UAE continues to make big moves in the RWA tokenization space with another major announcement signaling the maturing of the fractional real estate market. Stake, a DIFC-based fintech company and the leading real estate investment platform in the MENA region, has entered a strategic partnership with ACE & Company to develop a secondary transfer facility aimed at unlocking liquidity for investors in tokenized property assets.
Ace & Company is a global investment group focused on private markets, with more than $2.0 billion in assets under management.
Liquidity in RWA tokenization
The agreement aims to expand Stake’s UAE-based real estate portfolio, structured through Prescribed Companies within the Dubai International Financial Centre. These entities function similarly to Special Purpose Vehicles, which are increasingly favored for fractional ownership models that mirror tokenization trends seen across digital assets.
The initiative’s main focus is to address the issue of liquidity in alternative investments. Limited exit pathways has been one of the biggest challenges in fractional ownership. While entering the space by buying tokenized assets has become seamless with the advancement of Web3 platforms, exiting positions is still opaque and time consuming.
The planned secondary framework will change that dynamic by enabling peer-to-peer transfers of ownership stakes. The facility is expected to create a more seamless marketplace where pricing becomes more transparent making investor participation more flexible. This model draws parallels to secondary trading venues in private equity and even decentralized exchanges, where liquidity deepens as participation scales.

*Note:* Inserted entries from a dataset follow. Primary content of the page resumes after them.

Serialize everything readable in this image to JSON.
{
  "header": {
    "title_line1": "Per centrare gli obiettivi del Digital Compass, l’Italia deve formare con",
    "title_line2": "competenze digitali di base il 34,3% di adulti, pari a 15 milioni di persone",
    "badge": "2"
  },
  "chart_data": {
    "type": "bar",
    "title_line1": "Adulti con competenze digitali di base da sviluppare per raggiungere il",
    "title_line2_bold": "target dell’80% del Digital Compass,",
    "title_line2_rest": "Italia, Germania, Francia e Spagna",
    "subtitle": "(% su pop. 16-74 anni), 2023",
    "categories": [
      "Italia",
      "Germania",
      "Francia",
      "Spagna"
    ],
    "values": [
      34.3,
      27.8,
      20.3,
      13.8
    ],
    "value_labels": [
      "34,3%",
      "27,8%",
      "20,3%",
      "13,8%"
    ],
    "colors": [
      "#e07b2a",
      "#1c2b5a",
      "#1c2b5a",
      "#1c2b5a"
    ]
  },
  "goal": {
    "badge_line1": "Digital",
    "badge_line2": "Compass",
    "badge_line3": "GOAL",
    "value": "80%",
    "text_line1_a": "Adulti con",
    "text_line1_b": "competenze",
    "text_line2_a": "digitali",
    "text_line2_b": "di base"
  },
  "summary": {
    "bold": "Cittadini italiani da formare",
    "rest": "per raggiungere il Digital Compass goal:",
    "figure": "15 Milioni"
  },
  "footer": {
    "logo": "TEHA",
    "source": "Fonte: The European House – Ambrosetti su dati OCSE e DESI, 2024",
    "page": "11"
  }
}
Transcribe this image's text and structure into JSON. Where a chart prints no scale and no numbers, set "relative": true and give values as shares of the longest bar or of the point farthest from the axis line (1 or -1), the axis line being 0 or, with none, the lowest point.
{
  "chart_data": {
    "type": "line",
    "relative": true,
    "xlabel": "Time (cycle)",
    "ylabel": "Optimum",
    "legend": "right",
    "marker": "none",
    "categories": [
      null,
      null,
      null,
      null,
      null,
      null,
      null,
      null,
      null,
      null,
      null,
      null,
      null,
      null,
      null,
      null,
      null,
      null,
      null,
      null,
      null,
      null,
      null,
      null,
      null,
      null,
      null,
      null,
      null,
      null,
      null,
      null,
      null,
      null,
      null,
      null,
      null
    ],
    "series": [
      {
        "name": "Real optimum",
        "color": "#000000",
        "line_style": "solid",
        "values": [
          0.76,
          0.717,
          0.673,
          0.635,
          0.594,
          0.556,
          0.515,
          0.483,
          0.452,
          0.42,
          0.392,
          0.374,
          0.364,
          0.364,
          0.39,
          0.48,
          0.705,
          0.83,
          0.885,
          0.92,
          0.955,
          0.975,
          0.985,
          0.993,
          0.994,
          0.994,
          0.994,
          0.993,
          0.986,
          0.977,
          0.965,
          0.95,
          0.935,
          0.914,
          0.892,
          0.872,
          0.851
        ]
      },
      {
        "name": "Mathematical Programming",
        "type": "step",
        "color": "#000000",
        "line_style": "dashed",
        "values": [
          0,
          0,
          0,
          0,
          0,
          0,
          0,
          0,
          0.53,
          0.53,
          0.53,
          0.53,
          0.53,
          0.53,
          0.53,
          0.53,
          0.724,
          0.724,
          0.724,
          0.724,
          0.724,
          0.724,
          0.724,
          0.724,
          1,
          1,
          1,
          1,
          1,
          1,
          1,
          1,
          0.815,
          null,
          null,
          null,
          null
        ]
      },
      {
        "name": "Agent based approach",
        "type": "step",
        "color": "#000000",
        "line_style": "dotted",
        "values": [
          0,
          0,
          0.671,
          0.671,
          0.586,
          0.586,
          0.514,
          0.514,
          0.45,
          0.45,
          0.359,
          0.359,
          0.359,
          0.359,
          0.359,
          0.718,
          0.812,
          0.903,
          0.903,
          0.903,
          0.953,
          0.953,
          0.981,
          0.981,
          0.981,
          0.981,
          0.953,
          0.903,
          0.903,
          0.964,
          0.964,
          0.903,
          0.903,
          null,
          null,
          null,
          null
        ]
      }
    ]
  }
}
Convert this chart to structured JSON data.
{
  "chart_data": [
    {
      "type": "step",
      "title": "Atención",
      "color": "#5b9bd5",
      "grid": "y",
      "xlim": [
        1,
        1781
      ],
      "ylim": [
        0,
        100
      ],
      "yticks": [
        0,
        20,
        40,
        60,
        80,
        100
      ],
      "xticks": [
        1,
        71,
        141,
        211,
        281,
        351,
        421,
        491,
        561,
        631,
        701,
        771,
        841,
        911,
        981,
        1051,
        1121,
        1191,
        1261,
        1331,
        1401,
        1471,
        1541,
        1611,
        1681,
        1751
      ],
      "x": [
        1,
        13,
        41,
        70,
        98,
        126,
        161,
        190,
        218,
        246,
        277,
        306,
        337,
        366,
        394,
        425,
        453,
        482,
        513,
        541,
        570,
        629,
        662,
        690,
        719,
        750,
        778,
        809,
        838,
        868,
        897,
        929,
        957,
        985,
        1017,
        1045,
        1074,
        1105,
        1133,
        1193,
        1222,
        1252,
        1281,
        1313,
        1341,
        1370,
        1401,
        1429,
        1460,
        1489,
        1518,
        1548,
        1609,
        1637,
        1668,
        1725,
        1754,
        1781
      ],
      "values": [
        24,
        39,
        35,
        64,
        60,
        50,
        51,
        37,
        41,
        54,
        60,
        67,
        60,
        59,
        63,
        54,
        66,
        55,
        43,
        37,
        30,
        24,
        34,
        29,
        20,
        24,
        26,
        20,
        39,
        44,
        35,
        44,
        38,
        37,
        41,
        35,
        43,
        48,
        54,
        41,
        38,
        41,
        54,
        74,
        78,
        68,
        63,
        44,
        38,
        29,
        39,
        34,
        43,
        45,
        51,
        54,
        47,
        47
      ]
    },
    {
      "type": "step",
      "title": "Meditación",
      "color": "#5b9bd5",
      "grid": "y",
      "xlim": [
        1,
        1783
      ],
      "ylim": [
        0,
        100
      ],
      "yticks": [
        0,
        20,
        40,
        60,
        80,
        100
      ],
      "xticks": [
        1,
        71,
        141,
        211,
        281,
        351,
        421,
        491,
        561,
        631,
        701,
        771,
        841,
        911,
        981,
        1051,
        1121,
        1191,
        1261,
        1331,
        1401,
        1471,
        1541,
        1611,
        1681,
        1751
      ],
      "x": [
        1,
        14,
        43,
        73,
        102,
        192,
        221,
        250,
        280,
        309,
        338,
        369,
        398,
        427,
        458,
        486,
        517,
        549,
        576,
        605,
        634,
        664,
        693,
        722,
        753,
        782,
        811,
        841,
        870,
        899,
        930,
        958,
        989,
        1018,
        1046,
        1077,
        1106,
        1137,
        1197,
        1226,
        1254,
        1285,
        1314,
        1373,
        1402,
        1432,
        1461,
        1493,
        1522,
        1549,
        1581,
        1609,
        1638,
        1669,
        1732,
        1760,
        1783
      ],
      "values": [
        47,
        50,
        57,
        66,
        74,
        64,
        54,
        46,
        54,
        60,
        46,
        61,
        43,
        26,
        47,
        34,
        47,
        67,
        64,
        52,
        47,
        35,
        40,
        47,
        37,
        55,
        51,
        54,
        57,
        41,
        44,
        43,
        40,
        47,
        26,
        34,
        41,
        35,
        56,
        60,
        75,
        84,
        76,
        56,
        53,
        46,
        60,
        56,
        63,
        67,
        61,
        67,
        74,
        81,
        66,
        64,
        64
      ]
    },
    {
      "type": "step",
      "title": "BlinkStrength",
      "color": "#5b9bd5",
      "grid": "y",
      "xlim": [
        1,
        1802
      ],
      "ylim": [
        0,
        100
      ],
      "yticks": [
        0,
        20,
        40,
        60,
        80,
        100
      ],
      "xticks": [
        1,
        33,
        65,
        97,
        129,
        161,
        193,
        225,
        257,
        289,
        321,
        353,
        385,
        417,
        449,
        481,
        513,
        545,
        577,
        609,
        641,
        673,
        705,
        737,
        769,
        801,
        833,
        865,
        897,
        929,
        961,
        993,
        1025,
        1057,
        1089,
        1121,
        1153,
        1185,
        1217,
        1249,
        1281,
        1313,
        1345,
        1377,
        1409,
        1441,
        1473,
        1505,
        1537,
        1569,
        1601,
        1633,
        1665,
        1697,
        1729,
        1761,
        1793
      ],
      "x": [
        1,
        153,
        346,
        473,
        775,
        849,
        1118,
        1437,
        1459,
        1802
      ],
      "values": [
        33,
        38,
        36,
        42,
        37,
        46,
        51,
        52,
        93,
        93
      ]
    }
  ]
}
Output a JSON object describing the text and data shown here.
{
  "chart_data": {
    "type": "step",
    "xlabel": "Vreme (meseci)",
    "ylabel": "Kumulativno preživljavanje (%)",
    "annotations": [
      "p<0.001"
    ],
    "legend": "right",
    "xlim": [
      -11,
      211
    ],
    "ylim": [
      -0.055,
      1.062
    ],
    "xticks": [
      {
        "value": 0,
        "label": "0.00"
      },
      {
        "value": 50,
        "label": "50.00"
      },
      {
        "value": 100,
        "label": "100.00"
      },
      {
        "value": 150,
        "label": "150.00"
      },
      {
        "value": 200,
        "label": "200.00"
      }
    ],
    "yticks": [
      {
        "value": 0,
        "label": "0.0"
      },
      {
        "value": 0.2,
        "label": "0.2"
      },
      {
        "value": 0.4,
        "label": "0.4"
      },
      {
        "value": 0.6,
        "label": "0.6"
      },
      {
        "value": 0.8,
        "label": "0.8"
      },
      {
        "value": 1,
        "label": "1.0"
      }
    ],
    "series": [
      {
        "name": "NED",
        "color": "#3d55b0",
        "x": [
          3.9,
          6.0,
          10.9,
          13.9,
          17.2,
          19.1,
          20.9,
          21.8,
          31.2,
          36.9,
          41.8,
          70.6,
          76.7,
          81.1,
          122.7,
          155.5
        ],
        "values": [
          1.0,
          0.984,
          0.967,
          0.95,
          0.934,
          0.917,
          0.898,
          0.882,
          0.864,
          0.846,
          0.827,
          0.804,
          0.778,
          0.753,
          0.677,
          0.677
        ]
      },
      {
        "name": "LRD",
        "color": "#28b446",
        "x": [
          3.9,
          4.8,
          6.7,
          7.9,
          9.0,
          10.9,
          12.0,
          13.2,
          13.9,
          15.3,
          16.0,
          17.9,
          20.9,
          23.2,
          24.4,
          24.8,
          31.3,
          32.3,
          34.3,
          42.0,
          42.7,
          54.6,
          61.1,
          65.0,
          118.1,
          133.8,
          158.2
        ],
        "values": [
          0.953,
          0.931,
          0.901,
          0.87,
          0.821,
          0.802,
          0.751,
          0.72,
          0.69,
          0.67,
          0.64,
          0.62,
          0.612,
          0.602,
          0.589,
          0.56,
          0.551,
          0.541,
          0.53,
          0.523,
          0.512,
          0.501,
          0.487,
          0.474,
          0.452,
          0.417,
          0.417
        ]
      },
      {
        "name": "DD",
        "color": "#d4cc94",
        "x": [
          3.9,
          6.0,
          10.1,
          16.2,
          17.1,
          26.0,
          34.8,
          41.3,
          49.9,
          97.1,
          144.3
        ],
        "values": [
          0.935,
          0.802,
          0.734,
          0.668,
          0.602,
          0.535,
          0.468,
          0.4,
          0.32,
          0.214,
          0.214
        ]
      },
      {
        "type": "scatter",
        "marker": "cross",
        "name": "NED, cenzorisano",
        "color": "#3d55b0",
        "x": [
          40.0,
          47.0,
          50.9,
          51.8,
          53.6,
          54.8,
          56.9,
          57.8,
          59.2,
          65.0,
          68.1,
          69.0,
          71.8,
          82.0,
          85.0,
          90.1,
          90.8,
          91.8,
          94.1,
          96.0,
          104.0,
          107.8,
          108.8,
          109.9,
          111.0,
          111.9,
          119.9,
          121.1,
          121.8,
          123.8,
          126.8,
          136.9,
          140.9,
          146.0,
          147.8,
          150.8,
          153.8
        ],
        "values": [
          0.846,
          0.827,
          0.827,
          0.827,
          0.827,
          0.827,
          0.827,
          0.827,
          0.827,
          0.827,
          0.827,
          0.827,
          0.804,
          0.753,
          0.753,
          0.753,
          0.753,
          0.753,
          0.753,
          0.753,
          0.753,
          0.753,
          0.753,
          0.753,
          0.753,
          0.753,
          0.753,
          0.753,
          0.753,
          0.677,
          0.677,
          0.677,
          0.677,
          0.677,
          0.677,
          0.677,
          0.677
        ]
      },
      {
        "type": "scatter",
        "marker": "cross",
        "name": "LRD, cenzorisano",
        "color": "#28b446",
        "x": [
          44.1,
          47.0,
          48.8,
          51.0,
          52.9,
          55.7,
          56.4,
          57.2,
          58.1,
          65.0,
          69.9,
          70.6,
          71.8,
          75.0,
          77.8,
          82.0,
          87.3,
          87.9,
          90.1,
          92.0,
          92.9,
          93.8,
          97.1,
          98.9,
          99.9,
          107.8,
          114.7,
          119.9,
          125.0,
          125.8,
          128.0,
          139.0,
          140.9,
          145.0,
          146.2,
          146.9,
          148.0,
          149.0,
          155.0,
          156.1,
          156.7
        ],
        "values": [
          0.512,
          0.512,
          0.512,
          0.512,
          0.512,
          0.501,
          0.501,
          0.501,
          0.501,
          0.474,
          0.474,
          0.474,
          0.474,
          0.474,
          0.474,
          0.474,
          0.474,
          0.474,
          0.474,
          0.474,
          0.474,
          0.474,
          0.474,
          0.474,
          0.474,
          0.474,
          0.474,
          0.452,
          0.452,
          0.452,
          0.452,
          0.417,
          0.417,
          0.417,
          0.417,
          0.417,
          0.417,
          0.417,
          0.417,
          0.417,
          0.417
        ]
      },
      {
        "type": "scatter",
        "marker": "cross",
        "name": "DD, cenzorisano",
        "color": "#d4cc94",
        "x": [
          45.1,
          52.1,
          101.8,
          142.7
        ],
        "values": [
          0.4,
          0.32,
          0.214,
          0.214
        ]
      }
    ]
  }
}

Stake continues to build on its offerings
For Stake, which is regulated by the Dubai Financial Services Authority, this infrastructure push will be a part of its existing regulatory permissions, offering a layer of oversight that has mostly been missing in the global fractional real estate platforms.
This collaboration arrives at a pivotal moment when the UAE is positioning itself as a hybrid hub for both traditional and digital finance. Despite the broader geopolitical volatility, the country has maintained strong capital inflows, particularly into real estate, driven by high-net-worth migration, institutional interest and policy stability.
Manar Mahmassani, co-founder and co-CEO of Stake, says the partnership is a continuation of a long-term narrative of the UAE’s resilience in times of economic and geopolitical crisis.
“Today, the world is watching the region, and we want to be unambiguous about where we stand: we are long Dubai, and we are long the UAE. This is not the moment to retreat: it’s the moment to build the institutional infrastructure this market deserves. That’s exactly what this partnership is all about – a mature, resilient market attracting institutional confidence and capital committed for the long run.”
This view is not restricted to any sector or industry. Increasingly, the UAE is becoming globally recognised as one of the most stable and resilient markets in the world. In a period of strife and regional tensions, the Gulf nation has managed to stay on its feet and sustain its growth momentum.
A coming together of traditional values and modern technology
Fractional ownership models, while not always blockchain-based, echo the same ethos of accessibility, democratization and liquidity that underpins tokenized assets.
For ACE & Company, which manages more than $2 billion in assets globally, the partnership extends its footprint into a segment that is beginning to resemble early private credit and secondaries markets.
Sherif El Halwagy, partner and co-founder of Ace & Company, pointed out that the firm’s experience in secondary transactions was a key factor behind the tie-up.
“Drawing on almost two decades of experience in offering liquidity to investors across private markets ecosystems via secondaries, we see a tremendous opportunity in real estate secondaries in the UAE. This partnership reflects our conviction in the country’s long-term fundamentals and our disciplined approach to capital deployment in high-quality assets. We look forward to further strengthening our relationships with investors and partners across the region.”
The partnership marks a move that goes beyond a single platform. This is the evolution of the broader RWA tokenization market from a niche product to a fully tradeable asset class. Enhanced price discovery, increased investor confidence and deeper liquidity pools could attract a new wave of buyers, including institutional investors that have so far remained cautious about the space.